I'd always taken this to mean 10% total distance per week rather than for each individual run.
So if you did 3x 5 mile runs in one week (i.e. 15 miles total), you could extend one of the runs to 6.5 miles the week after whilst keeping the other two at 5 miles, or you could increase all three runs to 5.5 miles
Yes, I'm pretty sure it's distance. Increase it by 10% in total each week, but take a rest week every third or fourth week where you run a lot less miles. Then the following week, just add on 10% of your previous highest.

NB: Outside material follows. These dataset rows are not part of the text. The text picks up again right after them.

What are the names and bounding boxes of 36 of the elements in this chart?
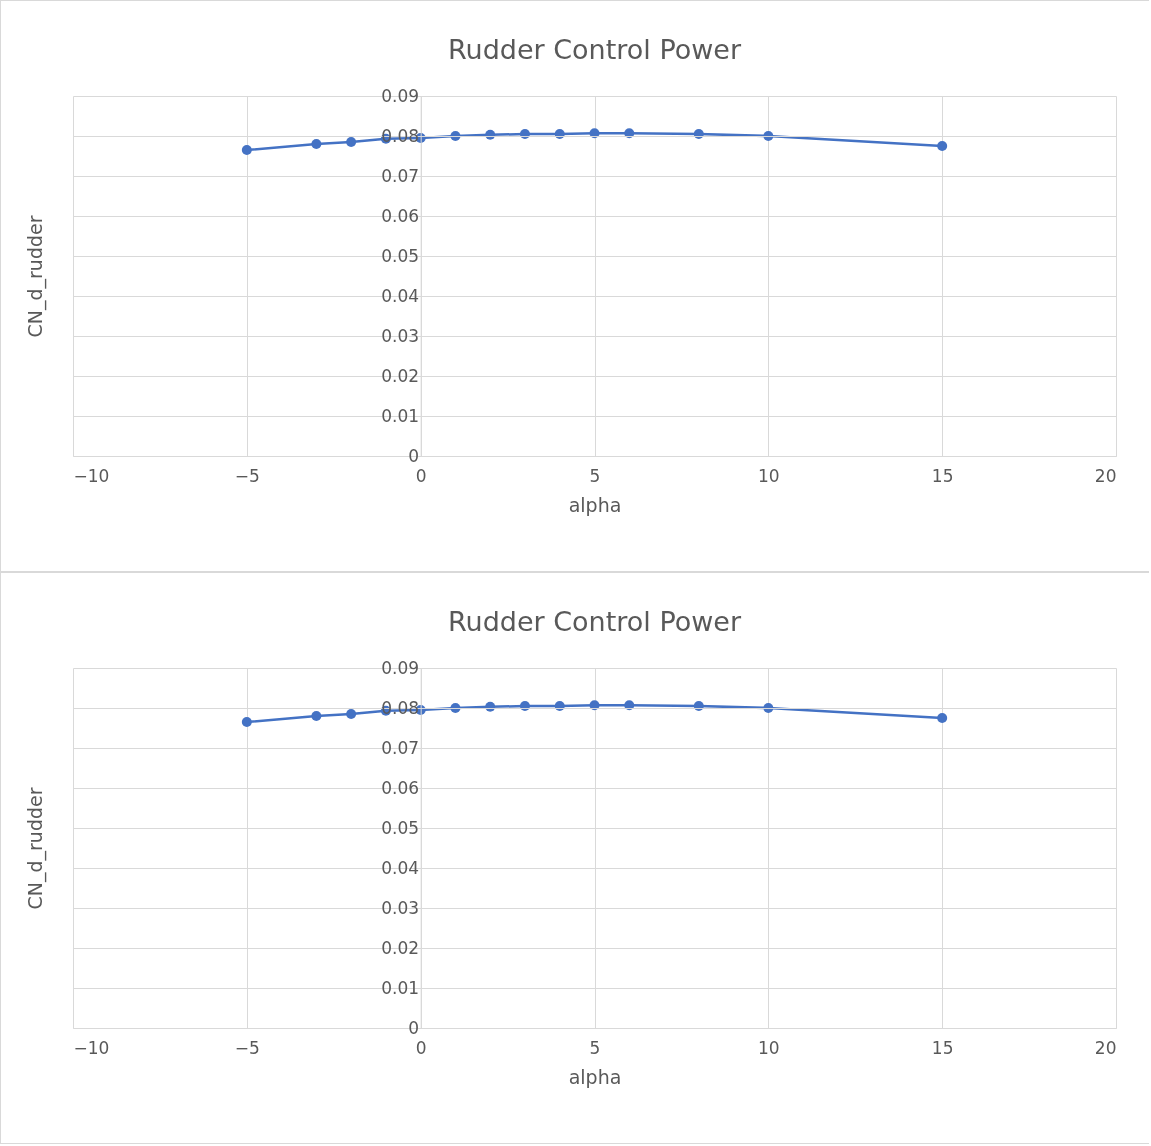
x-tick-label: 15 <box>931 1037 954 1058</box>
x-tick-label: −5 <box>234 1037 260 1058</box>
y-tick-label: 0.05 <box>381 245 420 266</box>
y-axis-title: CN_d_rudder <box>23 787 47 910</box>
y-tick-label: 0 <box>408 1017 420 1038</box>
y-tick-label: 0.06 <box>381 777 420 798</box>
y-tick-label: 0.06 <box>381 205 420 226</box>
y-tick-label: 0.04 <box>381 285 420 306</box>
y-tick-label: 0.03 <box>381 897 420 918</box>
y-tick-label: 0.07 <box>381 737 420 758</box>
x-tick-label: 5 <box>589 1037 601 1058</box>
y-tick-label: 0.03 <box>381 325 420 346</box>
y-tick-label: 0.01 <box>381 977 420 998</box>
y-tick-label: 0.07 <box>381 165 420 186</box>
x-tick-label: −10 <box>73 465 110 486</box>
x-tick-label: −5 <box>234 465 260 486</box>
x-tick-label: 10 <box>758 465 780 486</box>
y-tick-label: 0.01 <box>381 405 420 426</box>
y-axis-title: CN_d_rudder <box>23 215 47 338</box>
y-tick-label: 0.02 <box>381 365 420 386</box>
x-tick-label: 10 <box>758 1037 780 1058</box>
chart-title: Rudder Control Power <box>447 34 742 65</box>
y-tick-label: 0.04 <box>381 857 420 878</box>
x-tick-label: 20 <box>1094 1037 1117 1058</box>
x-tick-label: −10 <box>73 1037 110 1058</box>
x-tick-label: 20 <box>1094 465 1117 486</box>
y-tick-label: 0.05 <box>381 817 420 838</box>
y-tick-label: 0.09 <box>381 85 420 106</box>
x-axis-title: alpha <box>568 1065 622 1088</box>
y-tick-label: 0 <box>408 445 420 466</box>
chart-title: Rudder Control Power <box>447 606 742 637</box>
x-tick-label: 15 <box>931 465 954 486</box>
y-tick-label: 0.09 <box>381 657 420 678</box>
y-tick-label: 0.02 <box>381 937 420 958</box>
x-tick-label: 5 <box>589 465 601 486</box>
x-axis-title: alpha <box>568 493 622 516</box>
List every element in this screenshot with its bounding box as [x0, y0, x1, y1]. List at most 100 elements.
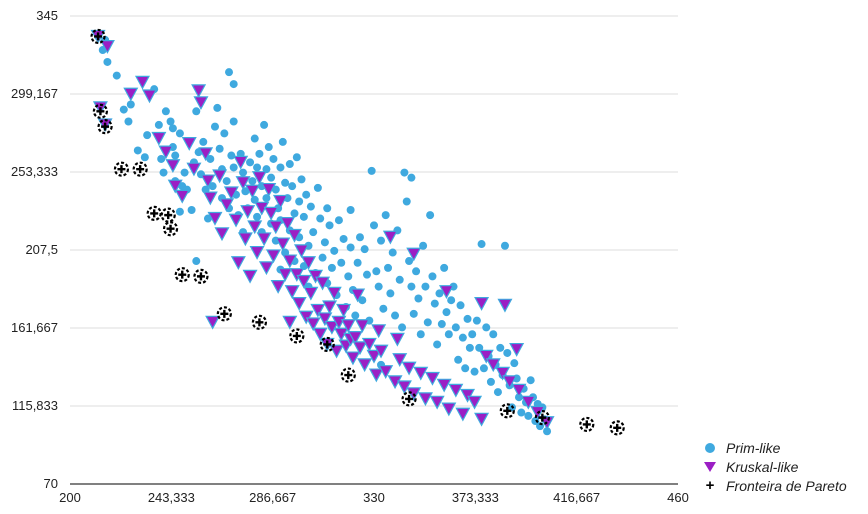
prim-point [143, 131, 152, 140]
kruskal-point [294, 244, 310, 259]
kruskal-point [401, 361, 417, 376]
kruskal-point [233, 155, 249, 170]
prim-point [386, 289, 395, 298]
prim-point [398, 323, 407, 332]
kruskal-point [200, 174, 216, 189]
prim-point [339, 234, 348, 243]
kruskal-point [371, 324, 387, 339]
x-axis-ticks: 200 243,333 286,667 330 373,333 416,667 460 [59, 490, 689, 505]
prim-point [409, 309, 418, 318]
kruskal-point [413, 366, 429, 381]
x-tick-label: 286,667 [249, 490, 296, 505]
pareto-point [113, 161, 130, 177]
series-1 [90, 29, 555, 430]
prim-point [199, 137, 208, 146]
prim-point [489, 330, 498, 339]
prim-point [269, 154, 278, 163]
kruskal-point [258, 261, 274, 276]
kruskal-point [219, 198, 235, 213]
kruskal-point [396, 380, 412, 395]
prim-point [510, 359, 519, 368]
prim-point [229, 117, 238, 126]
prim-point [346, 206, 355, 215]
kruskal-point [296, 274, 312, 289]
legend-label-prim: Prim-like [726, 439, 781, 456]
prim-point [281, 178, 290, 187]
prim-point [524, 411, 533, 420]
pareto-point [160, 207, 176, 223]
kruskal-point [345, 351, 361, 366]
prim-point [374, 282, 383, 291]
pareto-point [90, 28, 106, 45]
kruskal-point [270, 279, 286, 294]
prim-point [477, 240, 486, 249]
prim-point [325, 221, 334, 230]
kruskal-point [272, 194, 288, 209]
kruskal-point [286, 228, 302, 243]
prim-point [215, 144, 224, 153]
prim-point [423, 318, 432, 327]
kruskal-point [305, 317, 321, 332]
prim-marker-icon [704, 442, 716, 454]
y-tick-label: 161,667 [11, 320, 58, 335]
kruskal-point [214, 227, 230, 242]
prim-point [367, 166, 376, 175]
pareto-point [216, 306, 232, 322]
kruskal-point [460, 388, 476, 403]
kruskal-point [244, 184, 260, 199]
prim-point [472, 316, 481, 325]
kruskal-point [289, 268, 305, 282]
prim-point [255, 149, 264, 158]
prim-point [297, 175, 306, 184]
prim-point [168, 124, 177, 133]
prim-point [437, 320, 446, 329]
kruskal-point [251, 171, 267, 185]
prim-point [388, 248, 397, 257]
kruskal-point [142, 89, 158, 104]
prim-point [370, 221, 378, 230]
prim-point [222, 177, 231, 186]
pareto-point [92, 103, 109, 119]
kruskal-point [181, 137, 197, 151]
prim-point [355, 233, 364, 242]
kruskal-point [191, 84, 207, 99]
prim-point [285, 160, 294, 169]
prim-point [430, 299, 439, 308]
prim-point [187, 206, 196, 215]
prim-point [327, 263, 336, 272]
prim-point [126, 100, 135, 109]
kruskal-point [329, 344, 345, 359]
kruskal-point [165, 159, 181, 174]
prim-point [220, 129, 229, 138]
kruskal-point [424, 371, 440, 386]
kruskal-point [301, 256, 317, 271]
prim-point [379, 304, 388, 313]
kruskal-point [436, 378, 452, 393]
prim-point [334, 216, 343, 225]
prim-point [454, 355, 463, 364]
prim-point [421, 282, 430, 291]
kruskal-point [205, 315, 221, 330]
kruskal-point [263, 206, 279, 221]
prim-point [323, 204, 332, 213]
legend-item-pareto: + Fronteira de Pareto [704, 476, 864, 495]
prim-point [372, 267, 381, 276]
kruskal-point [438, 285, 454, 299]
prim-point [377, 236, 386, 245]
kruskal-point [303, 286, 319, 301]
prim-point [543, 427, 552, 436]
prim-point [208, 182, 217, 191]
prim-point [337, 258, 346, 267]
kruskal-point [242, 269, 258, 284]
prim-point [253, 212, 262, 221]
prim-point [400, 168, 409, 177]
prim-point [405, 257, 414, 266]
prim-point [414, 294, 423, 303]
data-marks [90, 28, 625, 436]
kruskal-point [193, 96, 209, 111]
gridlines [70, 15, 678, 407]
prim-point [253, 163, 262, 172]
kruskal-point [291, 297, 307, 311]
kruskal-point [298, 310, 314, 325]
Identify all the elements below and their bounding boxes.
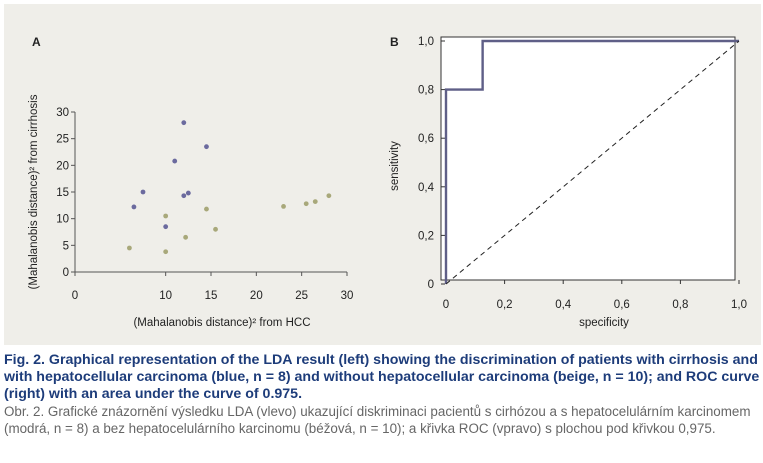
reference-diagonal-line [445,40,740,285]
x-tick-labels: 0 0,2 0,4 0,6 0,8 1,0 [443,280,747,311]
x-tick-labels: 0 10 15 20 25 30 [72,272,354,302]
point-non-hcc [303,201,309,207]
point-non-hcc [281,204,286,209]
x-tick-label: 10 [159,290,172,302]
scatter-chart: A 0 10 15 20 25 30 0 5 10 15 20 25 30 (Mahalanobis … [28,35,353,329]
point-hcc [172,158,178,164]
y-tick-labels: 0 5 10 15 20 25 30 [56,107,75,279]
roc-chart: B 0 0,2 0,4 0,6 0,8 1,0 0 0,2 0,4 0,6 0,8 1,0 spec… [389,35,747,329]
x-tick-label: 0 [443,299,449,311]
x-tick-label: 0,2 [497,299,513,311]
plot-area [440,36,736,281]
y-tick-label: 1,0 [418,36,434,48]
x-axis-title: (Mahalanobis distance)² from HCC [133,317,310,329]
y-tick-label: 0 [428,279,434,291]
point-non-hcc [312,199,318,205]
y-tick-label: 20 [56,160,69,172]
y-tick-label: 0,2 [418,230,434,242]
point-non-hcc [204,206,209,212]
y-tick-labels: 0 0,2 0,4 0,6 0,8 1,0 [418,36,445,291]
point-non-hcc [183,234,189,240]
y-tick-label: 0 [63,267,69,279]
x-tick-label: 0,6 [614,299,630,311]
point-hcc [163,224,169,230]
x-tick-label: 1,0 [731,299,747,311]
caption-english: Fig. 2. Graphical representation of the … [4,352,760,402]
point-non-hcc [326,193,332,199]
x-tick-label: 20 [250,290,263,302]
y-tick-label: 0,4 [418,182,435,194]
point-hcc [181,193,187,199]
point-non-hcc [213,226,218,232]
data-points [127,120,332,255]
point-hcc [131,204,137,210]
figure-caption: Fig. 2. Graphical representation of the … [4,352,761,437]
y-tick-label: 0,8 [418,85,434,97]
y-tick-label: 25 [56,134,69,146]
y-tick-label: 5 [63,240,69,252]
point-non-hcc [127,245,132,251]
x-tick-label: 30 [341,290,354,302]
point-hcc [204,144,209,150]
x-tick-label: 0,4 [555,299,572,311]
x-tick-label: 0,8 [672,299,688,311]
y-tick-label: 0,6 [418,133,434,145]
roc-lines [444,39,740,285]
figure-charts: A 0 10 15 20 25 30 0 5 10 15 20 25 30 (Mahalanobis … [28,35,747,329]
point-hcc [185,190,191,196]
x-axis-title: specificity [579,317,629,329]
y-axis-title: (Mahalanobis distance)² from cirrhosis [28,94,40,289]
x-tick-label: 25 [295,290,308,302]
point-hcc [181,120,187,126]
x-tick-label: 15 [205,290,218,302]
y-axis-title: sensitivity [389,141,401,191]
point-hcc [140,189,146,195]
roc-curve [444,39,739,284]
caption-czech: Obr. 2. Grafické znázornění výsledku LDA… [4,404,751,436]
y-tick-label: 30 [56,107,69,119]
x-tick-label: 0 [72,290,78,302]
point-non-hcc [163,213,169,219]
panel-label-b: B [390,35,399,49]
y-tick-label: 15 [56,187,69,199]
panel-label-a: A [32,35,41,49]
y-tick-label: 10 [56,214,69,226]
point-non-hcc [163,249,169,255]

The 10% rule is one of those things of which nobody has yet pointed me to the source. It arises out of experience as far as I understand, and is not tightly formulated. Personally I apply it to each run, which has the benefit of ensuring that I don't go over the 10% each week. Therefore I would never be able to do what stutyr suggests. I don't think the example is actually bad, but at more extreme positions than 15 mpw, it would need to be tempered. If you were up at 80mpw, progressing towards 100mpw, adding 8 miles onto one run might be counterproductive and stressful. Like I say, it would be tempered - you wouldn't actually consider doing that.
I also know from my own experience that adding just one mile onto a long run (over ten miles) can be fatiguing and stressful. In previous marathon training I've got up to 15 miles and then started adding half miles just to be sure I'm not overdoing it. One mile would probably be (and has been) fine. Moving straight up to 16.5 has felt like a step too far!
Whilst you're starting experimenting with what works for you, 10% is a good guideline to bear in mind. Sure, I think if you're regularly running, short to middle distances, you can add more than 10% per run safely if you stick within the 10% per week. As you go longer you'll see what works for you.